Friday, April 29, 2011 | 0 comments »

By Elizabeth Brion

I'm sure you're all too young to remember the 1980s; it's OK, I'll do it for you. One thing I remember is going to the gym and seeing a lot of thin, fit-looking people with dull skin and straw-like, broken-off hair. This was the byproduct of the fat-free craze; some people subsisted only on foods that were engineered to have any naturally occurring fat obliterated. Hard to see how that could go wrong. Eliminating an entire nutrient class will almost always help you lose pounds; it will also, over time, lead to a pretty major nutritional deficit. While it turned out that eating some fat was a good thing, much of the fat in the typical American diet is the wrong kind. Your best bet is to keep your fat intake reasonable and to ingest mostly healthy fats. Which fats are healthy, you ask? Let's find out!

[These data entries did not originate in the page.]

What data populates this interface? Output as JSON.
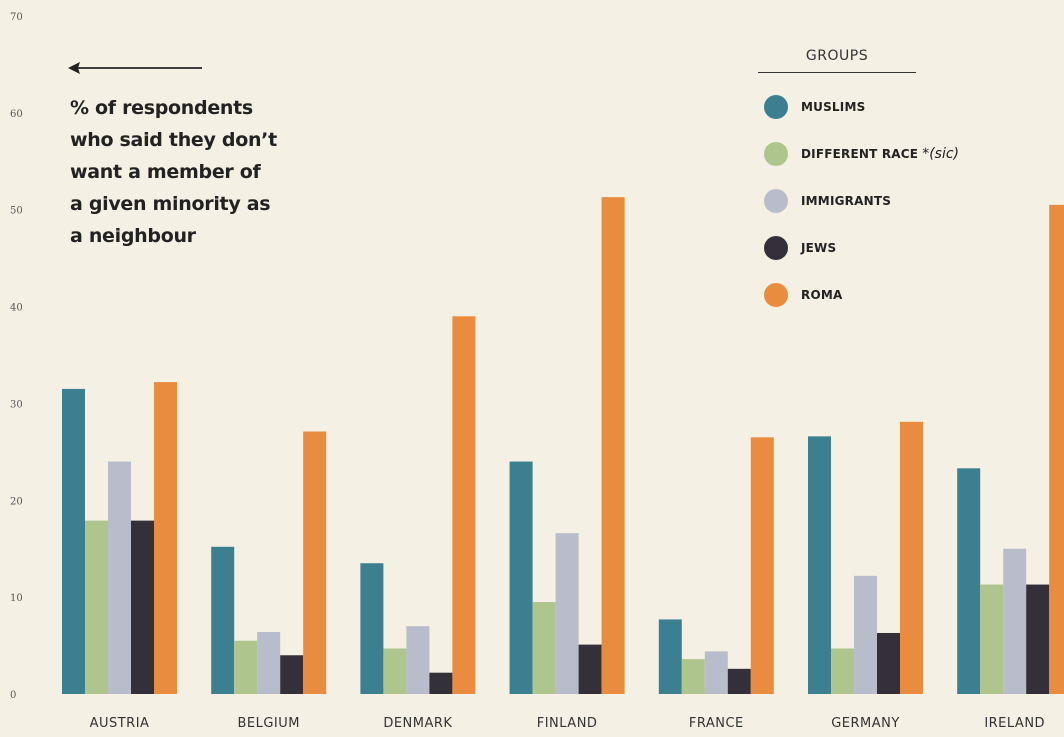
{
  "chart_data": {
    "type": "bar",
    "categories": [
      "AUSTRIA",
      "BELGIUM",
      "DENMARK",
      "FINLAND",
      "FRANCE",
      "GERMANY",
      "IRELAND"
    ],
    "series": [
      {
        "name": "MUSLIMS",
        "color": "#3b7f91",
        "values": [
          31.5,
          15.2,
          13.5,
          24.0,
          7.7,
          26.6,
          23.3
        ]
      },
      {
        "name": "DIFFERENT RACE",
        "color": "#afc58e",
        "values": [
          17.9,
          5.5,
          4.7,
          9.5,
          3.6,
          4.7,
          11.3
        ]
      },
      {
        "name": "IMMIGRANTS",
        "color": "#b8bccb",
        "values": [
          24.0,
          6.4,
          7.0,
          16.6,
          4.4,
          12.2,
          15.0
        ]
      },
      {
        "name": "JEWS",
        "color": "#333039",
        "values": [
          17.9,
          4.0,
          2.2,
          5.1,
          2.6,
          6.3,
          11.3
        ]
      },
      {
        "name": "ROMA",
        "color": "#ea8c3f",
        "values": [
          32.2,
          27.1,
          39.0,
          51.3,
          26.5,
          28.1,
          50.5
        ]
      }
    ],
    "yticks": [
      0,
      10,
      20,
      30,
      40,
      50,
      60,
      70
    ],
    "ylim": [
      0,
      70
    ],
    "grid": false,
    "legend_position": "top-right",
    "legend_title": "GROUPS",
    "legend_note": "*(sic)"
  },
  "annotation": {
    "arrow": "left-arrow",
    "lines": [
      "% of respondents",
      "who said they don’t",
      "want a member of",
      "a given minority as",
      "a neighbour"
    ]
  }
}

  1. False: To reduce your risk of cardiovascular disease, you should increase your consumption of omega-3 and omega-6 fatty acids. While you do need to monitor your omega-3 intake, omega-6 is probably plentiful in your diet already. An omega-6 to omega-3 ratio of 4:1 to 1:1 reduces cardiovascular disease risk. The typical American diet provides a ratio of 11:1 to 30:1.
  2. True: Peanut oil, canola oil, olive oil, and trans-fat-free margarines are excellent candidates for your healthy-fat-rich lifestyle. Consuming a variety of monounsaturated and polyunsaturated oils or fat spreads will provide the variety of fatty acids, antioxidants, and nutrients that your body requires.
  3. False: Canned and fresh salmon are similarly high-quality sources of omega-3. While 3 ounces of fresh salmon provides 1.9 grams of omega-3, 3 ounces of canned salmon contains only 1 gram.
  4. True: Walnuts, kale, flaxseed, and tofu are excellent vegetarian sources of omega-3. If you're a meat-eater, increasing your omega-3 intake can be as simple as eating more salmon or herring. While these veggie-friendly options may not be as widely touted as our fish friends are for this purpose, they'll do the trick.
  5. True: The risks of a diet too low in fat include hair loss; hard, curly fingernails; and dull, dry skin. If you're thinking you can rock that look, though, here are a few more potential consequences: You can lose cushioning around your internal organs; your body may lose its ability to regulate temperature; and you may find yourself hungry more often because you're missing the fats that typically slow the absorption of nutrients into your system. You'll also lose out if you suffer from depression, arthritis, or certain autoimmune diseases; essential fatty acids help with all of these conditions. I'm guessing that if you've adopted an extremely low-fat diet, these were not among your goals. Let's all pour a tiny cup of fish or flaxseed oil and toast to new, healthy habits!